The truth is that our culture does not believe rape victims, and our criminal justice system too often reflects that—not just here in Chicago but throughout the country. Survivors who do come forward are often doubted, ignored and re-traumatized. (Just read this recent article in The Daily Beast to learn how social media contributes to the problem.) The reporter seems intent on framing these barriers as being all about the victim. Instead, we’d like to talk more about how the system should be reformed. According to Kaethe Morris Hoffer, CAASE’s legal director, “Most of our clients desperately want to support the investigation and prosecution of rape. The flaw is not with survivors’ willingness to cooperate, but with the system’s ability to believe survivors and stop rape.”
This is about public safety and holding those who commit rape accountable. The reporter leaves out that side of the story—the perpetrators who are getting away with rape. Local law enforcement is making strides in creating a better response to sexual assault—training prosecutors and police about the realities of trauma so they can better work with survivors. But there is much more to be done.

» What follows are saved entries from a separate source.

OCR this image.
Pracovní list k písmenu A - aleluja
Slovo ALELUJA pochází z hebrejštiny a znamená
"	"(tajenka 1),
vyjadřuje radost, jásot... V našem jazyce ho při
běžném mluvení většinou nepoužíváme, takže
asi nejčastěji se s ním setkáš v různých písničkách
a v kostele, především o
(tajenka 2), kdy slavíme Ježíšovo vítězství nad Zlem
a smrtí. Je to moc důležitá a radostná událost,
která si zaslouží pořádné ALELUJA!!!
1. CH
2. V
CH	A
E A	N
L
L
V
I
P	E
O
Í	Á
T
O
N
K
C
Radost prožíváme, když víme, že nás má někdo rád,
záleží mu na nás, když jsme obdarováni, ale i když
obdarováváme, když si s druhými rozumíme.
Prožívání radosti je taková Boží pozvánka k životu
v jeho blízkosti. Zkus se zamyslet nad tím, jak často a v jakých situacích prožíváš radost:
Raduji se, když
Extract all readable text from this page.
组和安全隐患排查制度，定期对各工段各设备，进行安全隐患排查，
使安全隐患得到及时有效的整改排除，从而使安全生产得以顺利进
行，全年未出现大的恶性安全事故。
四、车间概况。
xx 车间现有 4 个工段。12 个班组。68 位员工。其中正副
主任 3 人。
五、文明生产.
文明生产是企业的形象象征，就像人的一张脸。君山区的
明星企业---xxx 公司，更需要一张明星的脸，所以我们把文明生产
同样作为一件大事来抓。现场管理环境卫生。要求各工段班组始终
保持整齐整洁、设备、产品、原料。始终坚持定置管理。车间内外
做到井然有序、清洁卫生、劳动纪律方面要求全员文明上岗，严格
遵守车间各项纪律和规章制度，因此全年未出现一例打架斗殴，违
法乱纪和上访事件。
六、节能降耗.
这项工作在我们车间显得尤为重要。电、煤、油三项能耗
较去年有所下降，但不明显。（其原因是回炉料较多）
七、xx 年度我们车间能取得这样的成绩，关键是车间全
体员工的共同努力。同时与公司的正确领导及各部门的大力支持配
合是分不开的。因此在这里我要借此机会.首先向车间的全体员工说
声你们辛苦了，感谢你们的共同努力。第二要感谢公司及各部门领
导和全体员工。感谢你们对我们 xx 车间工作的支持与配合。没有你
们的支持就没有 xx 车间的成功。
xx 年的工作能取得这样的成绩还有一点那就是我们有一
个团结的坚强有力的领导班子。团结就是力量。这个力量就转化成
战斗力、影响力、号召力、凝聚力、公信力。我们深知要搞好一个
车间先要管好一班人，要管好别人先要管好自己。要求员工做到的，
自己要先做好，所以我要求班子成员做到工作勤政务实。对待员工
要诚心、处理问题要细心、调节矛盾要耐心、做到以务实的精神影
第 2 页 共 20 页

CAASE strongly supports transparency in data. Using data to tell a story is a hot topic in journalism right now and rightly so. The map in RedEye shows that sexual assault is being reported in every corner of our city. Better data collection and transparency are important tools for advocates who are working to identify systemic issues facing survivors of sexual assault. CAASE participates in a sexual assault task force with allies mentioned in the story, and we are thrilled to see a rallying of support from local leaders like Alderman Scott Waguespack.